Working capital is essential to keep a company’s daily activities running. Without adequate cash inflow, businesses can face a liquidity crisis, and also erode their scope of optimising production and revenue.
In such situations, small businesses often plan on availing a business loan or other types of trade credits. Unfortunately, most of such funding options are not fit for small companies or start-up ventures.
Businesses can alternatively access other financing options available to them to meet their working capital requirements. They can reach out to investors to raise funds against simple terms of service and keep their operating activities smooth, throughout.
However, the effectiveness of such a decision for businesses depends on their choice of investors and their agreement. To make an informed choice, companies should find out more details about small business investors, who serve as a reliable source of working capital for SMEs.
These following investors for small businesses serve as a useful source of working capital, and help to raise adequate funds as per requirements. Individuals can find them easily on the platforms mentioned.
Angel investors are accredited entities with a net worth of more than $1 million. Under normal circumstances, angel investors prefer working alone. However, they often team up with other angel investors if they intend to form a fund.
Though angel investors serve as a useful source of working capital, small businesses often find it challenging to scout for them. They also usually demand a high percentage of returns on their invested capital.
Since angel investors put their money into enterprises, they are quite thorough about existing business plans and prospects of a company. Businesses must also note that when such an investor puts money into their business venture, they automatically own a share in their firm.
These small business investors prove useful when a business is planning its expansion and intending to take upon riskier ventures. It must be noted that venture capitalists do not invest their own money directly into a business. Instead, they set up a fund for others to do so. However, when they invest in the company, they become a shareholder of it, instantly.
Though venture capitalists prove helpful for start-ups, they are more inclined towards established firms with a strong management team, and a better annual turnover. They also avail a high rate of return on their investments.
Businesses also have the option to avail reward-based or donation-based crowd-funding from designated platforms. Such platforms enable business entities to obtain funds online by asking individuals to contribute a small sum of money, either in exchange for some reward or goodwill.
Some of the common crowd-funding platforms include GoFundMe, Kickstarter, and Indiegogo. The drawback with such investment platforms is that individuals must secure a wide reach and pitch a solid business idea, to raise enough funds to meet future requirements.

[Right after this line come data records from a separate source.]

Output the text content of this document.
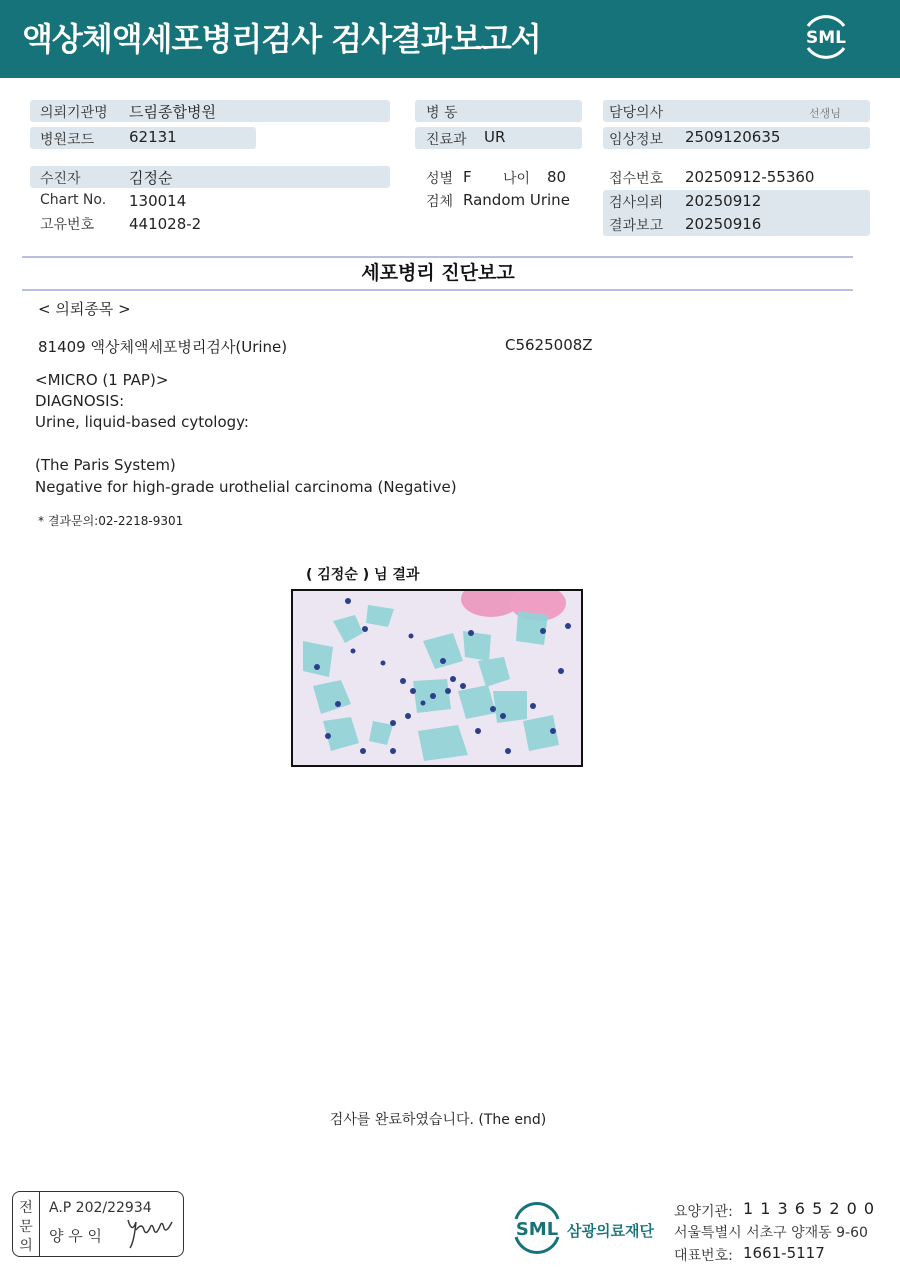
액상체액세포병리검사 검사결과보고서	SML
의뢰기관명 드림종합병원
병원코드 62131
수진자	김정순
Chart No. 130014
고유번호 441028-2
병 동
진료과 UR
성별 F 나이 80
검체 Random Urine
담당의사	선생님
임상정보 2509120635
접수번호 20250912-55360
검사의뢰 20250912
결과보고 20250916
세포병리 진단보고
< 의뢰종목 >
81409 액상체액세포병리검사(Urine)	C5625008Z
<MICRO (1 PAP)>
DIAGNOSIS:
Urine, liquid-based cytology:
(The Paris System)
Negative for high-grade urothelial carcinoma (Negative)
* 결과문의:02-2218-9301
( 김정순 ) 님 결과
검사를 완료하였습니다. (The end)
전
문
의
A.P 202/22934
양 우 익	SML 삼광의료재단
요양기관: 1 1 3 6 5 2 0 0
서울특별시 서초구 양재동 9-60
대표번호: 1661-5117
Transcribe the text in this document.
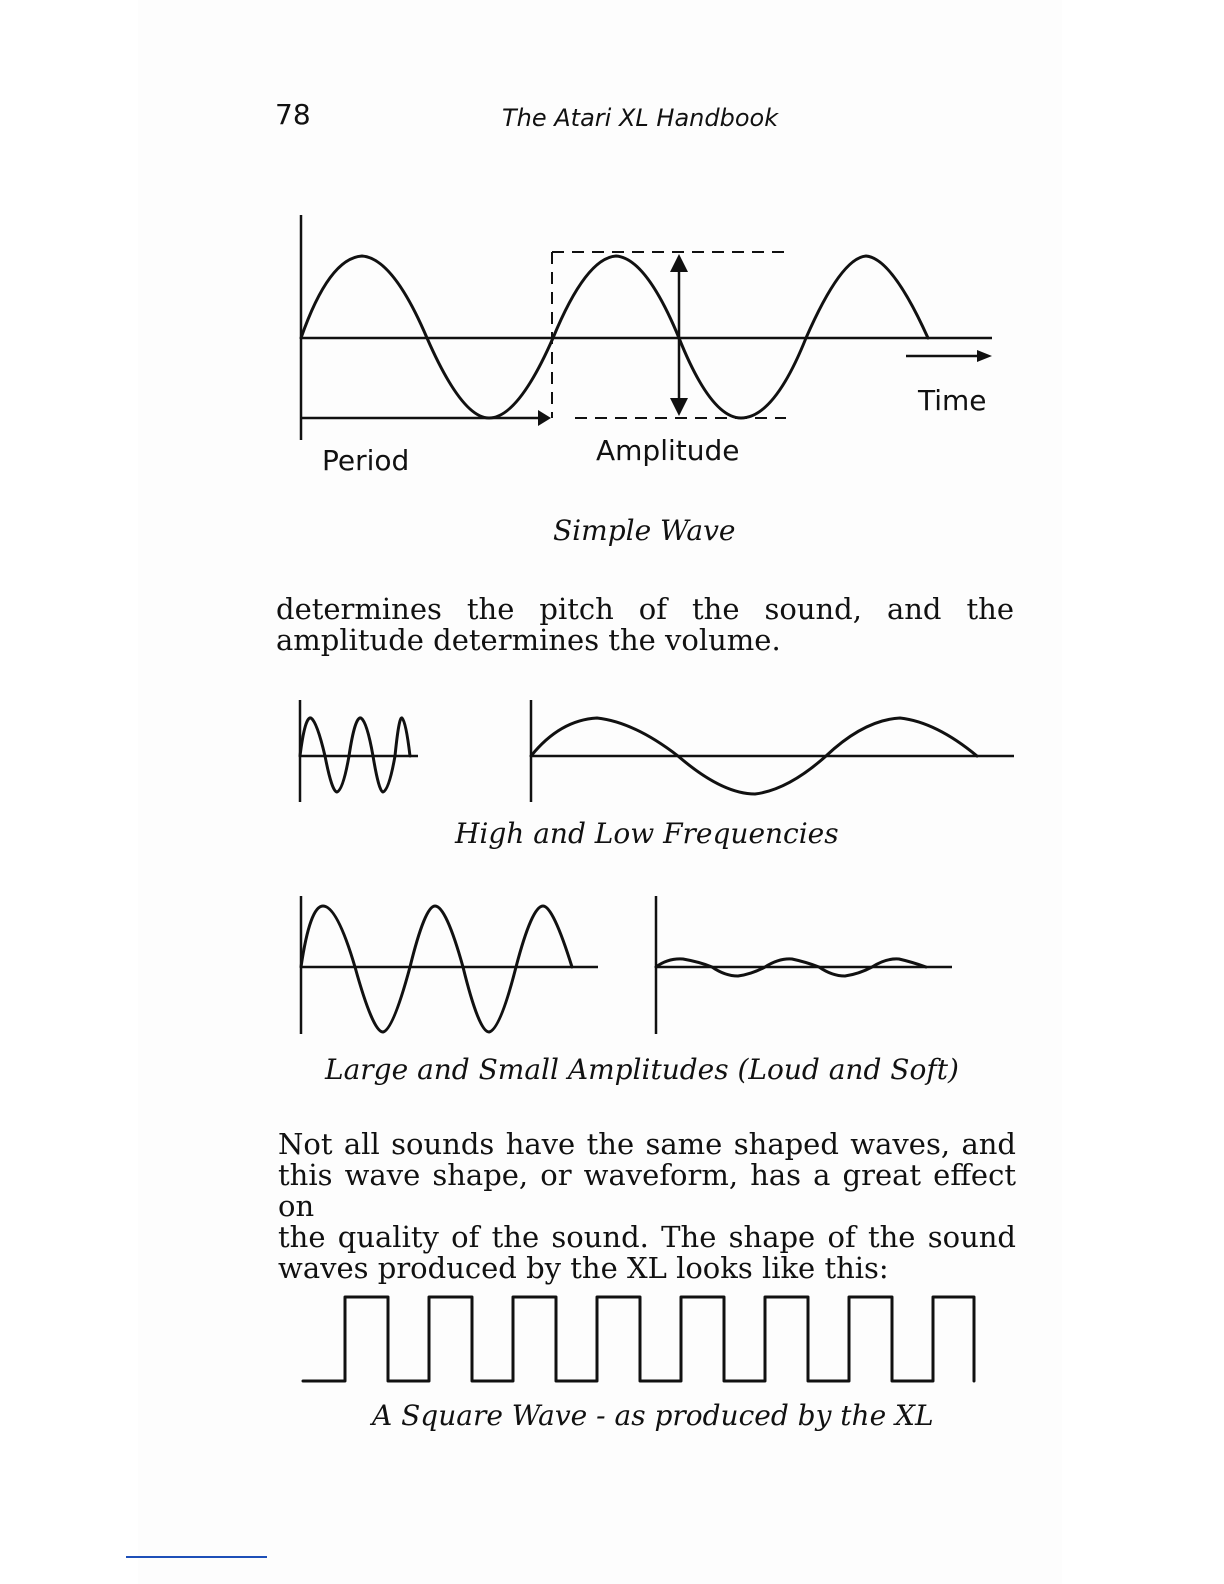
78	The Atari XL Handbook
Period	Amplitude
Time
Simple Wave
determines the pitch of the sound, and the
amplitude determines the volume.
High and Low Frequencies
Large and Small Amplitudes (Loud and Soft)
Not all sounds have the same shaped waves, and
this wave shape, or waveform, has a great effect on
the quality of the sound. The shape of the sound
waves produced by the XL looks like this:
A Square Wave - as produced by the XL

With such an investment option, businesses avail capital in exchange for a portion of ownership in the company, preferably through shares. It must be noted that even though the initial investment is not paid out, equity investors still receive a promised portion of return from the company. Since there is no guarantee on returns, equity-based assets are deemed riskier for the investors. On the other hand, businesses have to pay a significant amount as returns to their investors in order to avail the required capital.
Peer to Peer Finance helps businesses that need capital to connect with the potential investors. Typically, investors for small business in this setup are entitled to receive a portion of their investment every month, along with an interest amount. Notably, the interest paid via this investment option is relatively low, when compared to bank loan interest rates.
These financial companies rely on technology to facilitate smooth financial services. They are equipped in providing integrated cash flow solutions, and help businesses to improve their current standing quite easily.
KredX is a leading integrated cash flow solution provider in India that helps businesses to use their unpaid invoices to gain quick access to working capital within 24 to 72 hours*.
All that businesses have to do to avail our services is upload their unpaid invoices on our portal. Once uploaded, the invoices are listed on our portal, where accredited investors find and purchase them. Subsequently, funds are disbursed to businesses, allowing them to take care of their working capital needs.
As for the small business investors, putting money in pre-vetted invoices serves as an alternative form of investment, and helps generate returns easily.
Nonetheless, individuals must check all the features, benefits, and drawbacks of each of these options, before they reach out to a suitable small business investor. Once they are familiar with the characteristics of each type of investors, they will be able to make an informed decision.